Gazeteci örgütleri adına yapılan açıklamayı DİSK/Basın-İş Genel Başkanı Faruk Eren okudu. Eren açıklamada şu ifadelere yer verdi:
Diyarbakir’da Özgür Basın’dan 16 Kürt gazeteci arkadaşımız, gerçekleri haberleştirdikleri için 1 aydır tutuklu. Gözaltılar, soruşturmalar, tutuklamalar, işsizlik, erişim engelleriyle fiili sansürler gazeteciliğin hali pür melali… İktidara yetmemiş olacak ki sansür yasası yalan haberlerin mucitleri tarafından temcit pilavı gibi önümüze getiriliyor. Dünyaca tanınan iki medya kuruluşu Deutsche Welle ve Voice Of America’nın internet sitelerine erişim engellendi. Meslektaşlarımızla birlikte mesleğimiz de haber alma hakkı da tutsak
AKP ve MHP iktidarının sistematik baskı politikası seçim atmosferinde daha da katmerleneceği 16 Haziran’da 16 gazetecinin tutuklanması bunun işaretlerinden biri olduğunu ifade eden Eren, “Meslektaşlarımıza sorgularında ‘bu haberi niye yaptın’ diye soruldu. Fotoğraf makinaları, bilgisayarları ya suç deliliymiş gibi el konuldu ya da polis tarafından kullanılmaz hale getirilecek şekilde tahrip edildi. Gazetecilerden hırsını alamayan iktidar gazetecilik ekipmanlarına bile tahammül gösteremedi.
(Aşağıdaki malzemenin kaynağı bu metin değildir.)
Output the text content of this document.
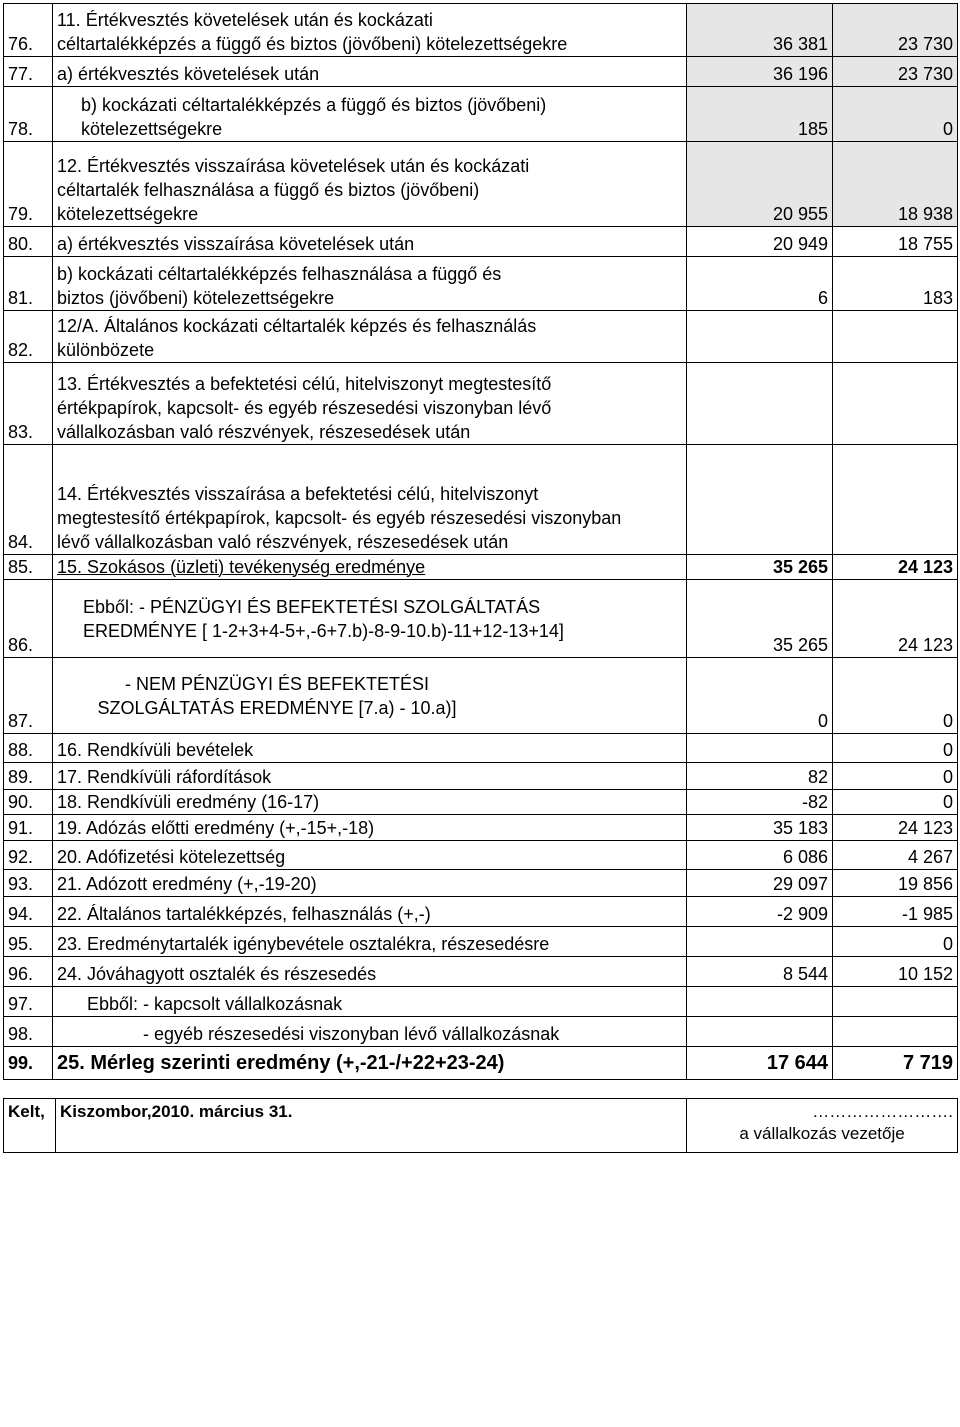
76.	11. Értékvesztés követelések után és kockázati
céltartalékképzés a függő és biztos (jövőbeni) kötelezettségekre	36 381	23 730
77.	a) értékvesztés követelések után	36 196	23 730
78.	b) kockázati céltartalékképzés a függő és biztos (jövőbeni)
kötelezettségekre	185	0
79.	12. Értékvesztés visszaírása követelések után és kockázati
céltartalék felhasználása a függő és biztos (jövőbeni)
kötelezettségekre	20 955	18 938
80.	a) értékvesztés visszaírása követelések után	20 949	18 755
81.	b) kockázati céltartalékképzés felhasználása a függő és
biztos (jövőbeni) kötelezettségekre	6	183
82.	12/A. Általános kockázati céltartalék képzés és felhasználás
különbözete		
83.	13. Értékvesztés a befektetési célú, hitelviszonyt megtestesítő
értékpapírok, kapcsolt- és egyéb részesedési viszonyban lévő
vállalkozásban való részvények, részesedések után		
84.	14. Értékvesztés visszaírása a befektetési célú, hitelviszonyt
megtestesítő értékpapírok, kapcsolt- és egyéb részesedési viszonyban
lévő vállalkozásban való részvények, részesedések után		
85.	15. Szokásos (üzleti) tevékenység eredménye	35 265	24 123
86.	Ebből: - PÉNZÜGYI ÉS BEFEKTETÉSI SZOLGÁLTATÁS
EREDMÉNYE [ 1-2+3+4-5+,-6+7.b)-8-9-10.b)-11+12-13+14]	35 265	24 123
87.	- NEM PÉNZÜGYI ÉS BEFEKTETÉSI
SZOLGÁLTATÁS EREDMÉNYE [7.a) - 10.a)]	0	0
88.	16. Rendkívüli bevételek		0
89.	17. Rendkívüli ráfordítások	82	0
90.	18. Rendkívüli eredmény (16-17)	-82	0
91.	19. Adózás előtti eredmény (+,-15+,-18)	35 183	24 123
92.	20. Adófizetési kötelezettség	6 086	4 267
93.	21. Adózott eredmény (+,-19-20)	29 097	19 856
94.	22. Általános tartalékképzés, felhasználás (+,-)	-2 909	-1 985
95.	23. Eredménytartalék igénybevétele osztalékra, részesedésre		0
96.	24. Jóváhagyott osztalék és részesedés	8 544	10 152
97.	Ebből: - kapcsolt vállalkozásnak		
98.	- egyéb részesedési viszonyban lévő vállalkozásnak		
99.	25. Mérleg szerinti eredmény (+,-21-/+22+23-24)	17 644	7 719
Kelt,	Kiszombor,2010. március 31.	…………………….
a vállalkozás vezetője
Gazeteciliği suç olarak gören bu zihniyet gazetecileri hapsetmekten yılmadı, biz de asıl suçluların onları hapsedenler olduğunu söylemekten yılmadık, yılmayacağız. Gazetecilik suç değildir, suçlu arayanların adresi gazetecileri hapsedenlerdir. Adliyeler basın mensupları için bir öğütme makinası haline gelirken, polis de sokağı gazeteciler için gittikçe daraltıyor, adeta bir mafya üyesiymiş gibi tehditler savuruyor, darp ediyor, işkence ediyor. Gazeteci hapsetmekte mahir olan iktidarın herhangi bir üyesi, ağzını ne zaman açsa cezaevinde gazetecilerin bulunmadığını söylüyor” dedi.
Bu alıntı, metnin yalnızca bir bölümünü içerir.